PolyMet’s disappointing financial outlook could affect more than just investors. Should the state of Minnesota issue a permit-to-mine for the project, it will include financial assurance requirements totaling more than $500 million by the second year of operation and up to a billion dollars by year ten of the project.

The DNR is allowing PolyMet to post most of those funds in the form of letters of credit or surety bonds, but financial consultants retained by the DNR have previously expressed doubt about the company’s ability to obtain such financial instruments on its own. “Due to numerous mine bond forfeitures that caused considerable losses to the surety industry, it has now become more difficult for mining companies to obtain surety bonds,” noted the consultants in a report issued in late 2016. “For a small or new mining company like PolyMet it would be very difficult to obtain a reclamation bond if there is any risk of bankruptcy, which would be indicated if the financing or economics are not solid. It would be even more difficult to find a surety willing to guarantee a long-term financial assurance liability unless the project’s economics are very strong.”

The consultants drafted their conclusions prior to PolyMet’s release of its updated plan, which showed much weaker returns than earlier projections.

DNR officials acknowledge the issue. “Our understanding is that a junior mining company, such as PolyMet, might have difficulty obtaining the necessary surety bonds at a cost it can afford and that pricing would likely be more affordable for a larger, better capitalized company,” said Naramore.

Glencore, PolyMet’s chief financial backer and largest shareholder, could potentially be in a position to put up its own assets as part of a financial assurance package. But that could well be complicated by yet another potential hurdle for the PolyMet project— Glencore itself.

Glencore faces investigation

As the Timberjay reported last month, Glencore is being investigated by the U.S. Justice Department for violations of the Foreign Corrupt Practices Act and U.S. laws prohibiting money laundering stemming from its acquisitions of mining properties in Nigeria, the Democratic Republic of the Congo (DRC), and Venezuela.
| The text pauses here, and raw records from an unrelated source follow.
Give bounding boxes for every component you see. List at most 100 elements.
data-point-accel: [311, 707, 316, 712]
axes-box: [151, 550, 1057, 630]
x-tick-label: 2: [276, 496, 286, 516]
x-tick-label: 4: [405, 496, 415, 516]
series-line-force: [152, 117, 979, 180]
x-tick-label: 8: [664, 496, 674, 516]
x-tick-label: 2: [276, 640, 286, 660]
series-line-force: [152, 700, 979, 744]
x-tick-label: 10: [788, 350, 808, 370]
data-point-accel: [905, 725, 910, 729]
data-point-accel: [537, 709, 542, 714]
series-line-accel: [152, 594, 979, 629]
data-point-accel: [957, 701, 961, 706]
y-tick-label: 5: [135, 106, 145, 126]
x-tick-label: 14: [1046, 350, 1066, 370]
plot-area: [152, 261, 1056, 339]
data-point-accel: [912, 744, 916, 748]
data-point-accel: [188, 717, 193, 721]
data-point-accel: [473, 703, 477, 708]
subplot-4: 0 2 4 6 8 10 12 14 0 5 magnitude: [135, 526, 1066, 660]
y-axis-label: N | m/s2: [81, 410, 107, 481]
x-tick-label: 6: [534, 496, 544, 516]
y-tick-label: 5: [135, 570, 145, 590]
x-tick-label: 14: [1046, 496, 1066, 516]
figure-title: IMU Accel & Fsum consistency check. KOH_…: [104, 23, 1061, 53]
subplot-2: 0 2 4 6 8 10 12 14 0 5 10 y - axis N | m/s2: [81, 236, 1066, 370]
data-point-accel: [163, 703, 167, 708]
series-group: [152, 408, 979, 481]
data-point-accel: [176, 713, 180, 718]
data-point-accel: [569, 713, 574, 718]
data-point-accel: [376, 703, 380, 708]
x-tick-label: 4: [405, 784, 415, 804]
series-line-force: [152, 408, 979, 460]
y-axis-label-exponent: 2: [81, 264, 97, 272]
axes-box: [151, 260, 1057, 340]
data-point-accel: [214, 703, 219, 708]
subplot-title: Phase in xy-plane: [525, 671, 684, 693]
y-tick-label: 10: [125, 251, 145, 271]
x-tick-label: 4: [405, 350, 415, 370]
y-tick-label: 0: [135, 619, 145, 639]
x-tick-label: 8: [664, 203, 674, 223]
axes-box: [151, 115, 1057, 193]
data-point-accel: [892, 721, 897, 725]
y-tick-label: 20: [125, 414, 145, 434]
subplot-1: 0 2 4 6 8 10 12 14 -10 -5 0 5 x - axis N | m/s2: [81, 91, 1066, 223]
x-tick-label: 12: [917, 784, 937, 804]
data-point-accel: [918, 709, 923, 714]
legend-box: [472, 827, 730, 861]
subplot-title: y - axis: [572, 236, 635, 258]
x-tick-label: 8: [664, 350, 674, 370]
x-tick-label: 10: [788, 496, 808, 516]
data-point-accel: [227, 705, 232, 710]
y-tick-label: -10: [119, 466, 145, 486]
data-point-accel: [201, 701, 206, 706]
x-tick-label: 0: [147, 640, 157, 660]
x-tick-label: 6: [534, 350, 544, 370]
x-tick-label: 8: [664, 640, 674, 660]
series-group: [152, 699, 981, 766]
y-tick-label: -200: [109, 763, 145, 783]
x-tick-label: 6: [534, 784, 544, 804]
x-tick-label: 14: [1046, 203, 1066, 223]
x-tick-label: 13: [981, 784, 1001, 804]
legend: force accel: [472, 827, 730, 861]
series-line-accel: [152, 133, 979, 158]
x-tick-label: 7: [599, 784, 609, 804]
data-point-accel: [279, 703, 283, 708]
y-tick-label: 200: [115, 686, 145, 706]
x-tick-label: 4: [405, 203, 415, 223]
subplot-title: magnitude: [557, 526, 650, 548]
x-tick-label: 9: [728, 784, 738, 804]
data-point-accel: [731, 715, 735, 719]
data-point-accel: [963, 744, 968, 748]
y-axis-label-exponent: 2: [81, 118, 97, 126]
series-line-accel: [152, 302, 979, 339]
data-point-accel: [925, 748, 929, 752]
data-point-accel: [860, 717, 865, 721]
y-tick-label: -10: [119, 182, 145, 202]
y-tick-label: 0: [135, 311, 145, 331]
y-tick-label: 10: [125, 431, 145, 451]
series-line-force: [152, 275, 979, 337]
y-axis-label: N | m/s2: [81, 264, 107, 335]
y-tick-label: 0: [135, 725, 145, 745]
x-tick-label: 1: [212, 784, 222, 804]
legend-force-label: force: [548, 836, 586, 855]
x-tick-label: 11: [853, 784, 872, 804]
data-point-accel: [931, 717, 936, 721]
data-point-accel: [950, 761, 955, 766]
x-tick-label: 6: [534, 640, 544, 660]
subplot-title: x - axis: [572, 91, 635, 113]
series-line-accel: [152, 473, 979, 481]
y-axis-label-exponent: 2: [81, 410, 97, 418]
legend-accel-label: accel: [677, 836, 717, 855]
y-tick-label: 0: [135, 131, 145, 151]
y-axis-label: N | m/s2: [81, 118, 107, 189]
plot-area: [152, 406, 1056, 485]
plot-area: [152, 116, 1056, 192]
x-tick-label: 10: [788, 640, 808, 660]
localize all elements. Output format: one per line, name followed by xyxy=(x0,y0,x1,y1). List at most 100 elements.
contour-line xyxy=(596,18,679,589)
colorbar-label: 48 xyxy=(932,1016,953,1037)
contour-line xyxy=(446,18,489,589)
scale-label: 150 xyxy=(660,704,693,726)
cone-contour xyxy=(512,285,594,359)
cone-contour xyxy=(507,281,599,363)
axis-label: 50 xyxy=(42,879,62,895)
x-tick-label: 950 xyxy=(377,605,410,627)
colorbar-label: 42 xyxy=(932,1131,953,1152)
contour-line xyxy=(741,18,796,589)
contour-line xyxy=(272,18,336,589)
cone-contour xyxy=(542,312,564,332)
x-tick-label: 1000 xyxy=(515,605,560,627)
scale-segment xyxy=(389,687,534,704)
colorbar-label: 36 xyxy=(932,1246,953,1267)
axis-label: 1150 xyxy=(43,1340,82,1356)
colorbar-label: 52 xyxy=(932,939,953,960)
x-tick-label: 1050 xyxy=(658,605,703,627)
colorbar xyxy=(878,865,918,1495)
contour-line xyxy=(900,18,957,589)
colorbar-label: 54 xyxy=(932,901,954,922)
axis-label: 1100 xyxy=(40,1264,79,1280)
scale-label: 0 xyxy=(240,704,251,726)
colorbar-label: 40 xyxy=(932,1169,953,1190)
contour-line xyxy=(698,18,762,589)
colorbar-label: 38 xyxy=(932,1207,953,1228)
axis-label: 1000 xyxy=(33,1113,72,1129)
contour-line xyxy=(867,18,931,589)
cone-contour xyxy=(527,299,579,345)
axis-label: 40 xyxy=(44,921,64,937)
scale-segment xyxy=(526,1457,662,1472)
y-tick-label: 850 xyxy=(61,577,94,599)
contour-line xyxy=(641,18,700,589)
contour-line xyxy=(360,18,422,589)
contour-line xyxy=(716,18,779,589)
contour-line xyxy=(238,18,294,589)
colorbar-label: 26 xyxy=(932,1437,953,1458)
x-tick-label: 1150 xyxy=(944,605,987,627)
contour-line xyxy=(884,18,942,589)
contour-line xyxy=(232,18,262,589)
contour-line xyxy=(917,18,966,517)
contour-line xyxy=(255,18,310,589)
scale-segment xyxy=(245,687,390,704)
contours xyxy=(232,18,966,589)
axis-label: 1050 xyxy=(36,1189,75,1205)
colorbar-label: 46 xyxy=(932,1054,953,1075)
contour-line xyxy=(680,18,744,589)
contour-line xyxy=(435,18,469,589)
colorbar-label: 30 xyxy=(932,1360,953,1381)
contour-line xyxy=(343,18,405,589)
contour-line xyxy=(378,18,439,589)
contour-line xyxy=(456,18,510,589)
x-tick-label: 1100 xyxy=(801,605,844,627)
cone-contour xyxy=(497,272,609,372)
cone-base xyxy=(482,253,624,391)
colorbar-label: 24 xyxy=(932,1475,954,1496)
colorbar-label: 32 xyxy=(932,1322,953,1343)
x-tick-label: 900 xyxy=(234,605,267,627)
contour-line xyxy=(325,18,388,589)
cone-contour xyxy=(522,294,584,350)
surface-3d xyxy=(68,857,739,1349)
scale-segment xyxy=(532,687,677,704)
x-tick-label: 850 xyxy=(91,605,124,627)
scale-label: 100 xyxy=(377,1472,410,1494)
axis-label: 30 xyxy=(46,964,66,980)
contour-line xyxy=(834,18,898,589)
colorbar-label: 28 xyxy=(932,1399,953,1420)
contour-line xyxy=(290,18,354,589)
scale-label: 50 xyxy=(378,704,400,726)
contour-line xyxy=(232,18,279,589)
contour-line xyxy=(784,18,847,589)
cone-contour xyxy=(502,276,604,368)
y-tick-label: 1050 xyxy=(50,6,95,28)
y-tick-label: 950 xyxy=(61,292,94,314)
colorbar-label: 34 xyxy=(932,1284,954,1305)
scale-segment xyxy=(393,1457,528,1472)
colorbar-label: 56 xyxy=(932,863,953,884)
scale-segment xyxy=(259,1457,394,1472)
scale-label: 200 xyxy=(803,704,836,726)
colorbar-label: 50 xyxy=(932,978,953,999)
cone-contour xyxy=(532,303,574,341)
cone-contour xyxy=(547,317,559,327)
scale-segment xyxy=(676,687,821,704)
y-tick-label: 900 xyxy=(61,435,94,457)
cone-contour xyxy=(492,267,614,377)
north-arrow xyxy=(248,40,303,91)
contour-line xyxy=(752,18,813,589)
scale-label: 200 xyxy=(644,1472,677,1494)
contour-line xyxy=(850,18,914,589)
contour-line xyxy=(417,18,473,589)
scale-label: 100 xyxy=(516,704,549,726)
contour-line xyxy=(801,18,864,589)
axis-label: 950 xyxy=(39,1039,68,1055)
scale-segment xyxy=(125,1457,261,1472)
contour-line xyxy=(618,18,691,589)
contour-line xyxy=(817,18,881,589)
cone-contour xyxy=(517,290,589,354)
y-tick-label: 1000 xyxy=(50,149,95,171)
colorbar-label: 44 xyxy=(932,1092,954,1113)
While Glencore has yet to be charged with any crime in the case, Tuesday’s announcement certainly raises the possibility. Glencore was founded by fugitive financier and hedge fund magnate Marc Rich. According to the New York Times, the company has long shown a “higher tolerance for politically murky situations, which translates into a willingness to venture into countries where rivals will not. That has enabled it to set up shop in Congo and Venezuela, securing valuable footholds in mineral-rich countries.”

PolyMet officials have not commented publicly on the Glencore investigation, even though their project is inextricably tied to the company.

Depending on the results of the investigation, the company could face fines or sanctions on its activities in the U.S., which could put the PolyMet project at risk. As the project’s chief financial backer, Glencore has loaned over $225 million to PolyMet and currently owns about one-third of PolyMet’s stock.

The company has representation on the board of directors and has an off-take agreement giving the company rights to 100 percent of the production of the mine.